Create Constrained Local Hamiltonians in the Subspace
Although we are able to emulate our Hamiltonian problem in the projected subspace, the long-range tail of the Rydberg interactions will be present in the subspace Hamiltonian. In certain cases, you may not want the long-range tail by only simulating a constrained short-range Hamiltonian, e.g. the PXP model. In this case, we can use Bloqade to easily deal with such problems for an arbitrary graph in an arbitrary dimension.
Let us take the PXP model in 1D as an example.
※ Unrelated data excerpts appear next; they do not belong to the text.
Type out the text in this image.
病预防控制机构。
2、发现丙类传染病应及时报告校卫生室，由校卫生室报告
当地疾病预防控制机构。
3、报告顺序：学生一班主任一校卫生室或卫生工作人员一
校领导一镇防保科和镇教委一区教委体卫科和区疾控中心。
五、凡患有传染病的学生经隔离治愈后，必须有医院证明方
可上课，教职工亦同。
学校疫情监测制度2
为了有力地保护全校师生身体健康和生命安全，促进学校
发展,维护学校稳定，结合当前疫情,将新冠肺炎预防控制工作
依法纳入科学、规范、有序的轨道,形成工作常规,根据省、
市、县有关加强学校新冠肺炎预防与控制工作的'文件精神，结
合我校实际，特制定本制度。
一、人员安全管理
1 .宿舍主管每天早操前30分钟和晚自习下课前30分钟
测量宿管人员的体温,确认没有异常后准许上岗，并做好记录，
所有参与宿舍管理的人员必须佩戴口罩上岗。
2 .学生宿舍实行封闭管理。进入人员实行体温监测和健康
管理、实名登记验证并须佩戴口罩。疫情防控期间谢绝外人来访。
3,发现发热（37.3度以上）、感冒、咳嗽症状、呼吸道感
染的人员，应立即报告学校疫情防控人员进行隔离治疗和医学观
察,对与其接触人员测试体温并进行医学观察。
We first create a 1D chain and then generate a subspace by projecting out states that have nearest-neighbor interactions.
atoms = generate_sites(ChainLattice(), 10, scale=5.1)
space = blockade_subspace(atoms, 5.2)
register = product_state(bit"0101010101", space)
h = 2π * 4.0 * SumOfX(length(atoms)) - 2π * 1.0 * SumOfN(length(atoms))
prob = SchrodingerProblem(register, 0.2, h)
emulate!(prob)
SchrodingerProblem:
register info:
type: SubspaceArrayReg{2, ComplexF64, Vector{ComplexF64}, Subspace{Int64, Vector{Int64}}}
storage size: 40 bytes
time span (μs): (0.0, 0.2)
equation:
storage size: 16.492 KiB
expression:
nqubits: 10
+
├─ [scale: 25.132741228718345] ∑ σ^x_i
└─ [scale: -6.283185307179586] ∑ n_i
algorithm: DP8(; stage_limiter! = trivial_limiter!, step_limiter! = trivial_limiter!, thread = static(false),)
options:
save_everystep: false
save_start: false
save_on: false
dense: false
reltol: 1.0e-10
abstol: 1.0e-10
alias_u0: true
After creating the subspace, we have built a Hamiltonian by explicitly summing up the Rabi frequency term and the detuning term by using SumOfX
and SumOfN
respectively. In this way, we have created a local constraint Hamiltonian (without the long-range interaction tail). Futhermore, if we want to emulate quantum dynamics under this Hamiltonian, we just need to create a subspace register and emulate the system under the created Hamiltonian.